Bingu drags VP to court on ‘constructive resignation’

Malawi President Bingu wa Mutharika has dragged Vice President Joyce Banda to court asking for the judges to interpret that she has resigned as VP.

The VP was expelled from the ruling DPP last December and formed her own Peoples Party (PP) early this year.

Private practice lawyer Wapona Kita confirmed to Nyasa Times that he was called by the Vice President after being served with court documents lodged by President Mutharika on constructive resignation.

“I can confirm that I was called by the VP at her residence yesterday after she received some court documents from Allan Ntata. She wanted to understand what the documents meant,” Kita told Nyasa Timesin an interview.

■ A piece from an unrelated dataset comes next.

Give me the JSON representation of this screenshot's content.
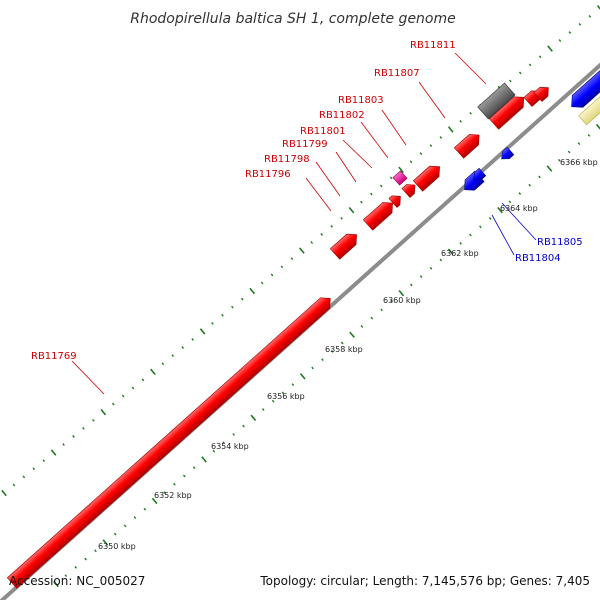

Banda and Mutharika: The two can not be fired after being elected on same ballot

“It’s a Presidential Referral filed with the Constitutional Court at the Lilongwe High Court. The President wants the constitutional court to interpret whether in the light of Section 84 of the Constitution, a sitting VP can become a President of an opposition party, field candidates against the ruling party in elections, form her own shadow cabinet, work against government, and fail to attend cabinet meetings and still be considered the VP under the section,” he explained.

Kita said the VP is challenging the case.

“We are definitely going to challenge case. We believe that section was already interpreted twice by our courts,” said Kita who disclosed the Banda has appointed former Attorney General Ralph Kasambara to head the legal team to challenge the action.

The High Court already made on  Vice President constructive resignation case,  when  former vice president Dr Cassim Chilumpha  in a judicial review  sought a judgement on whether or not the president had legal mandate to deduce that the vice president’s absence from cabinet meetings meant he had resigned constructively.

Two judges held that the constitution does not provide for constructive resignation of the president nor his vice and pointed out that it would be dangerous to imply that constructive resignation exists.

President Mutharika wrote to Chilumpha in February 2006, accepting his resignation letter following a cabinet decision that construed that the vice president abandoned his responsibilities by not attending cabinet meetings among other reasons.

Presidential spokesman Hetherwick Ntaba argued that Banda “resigned constructively” for not attending state functions.

The VP fell out of grace with the Mutharika and his DPP barely two months after assuming office in 2009 after the president started positioning his young brother, Peter, to succeed him in 2014.

The VP refused young Mutharika to become heir to his brother and was eventually pushed out of the party and stripped all positions in government.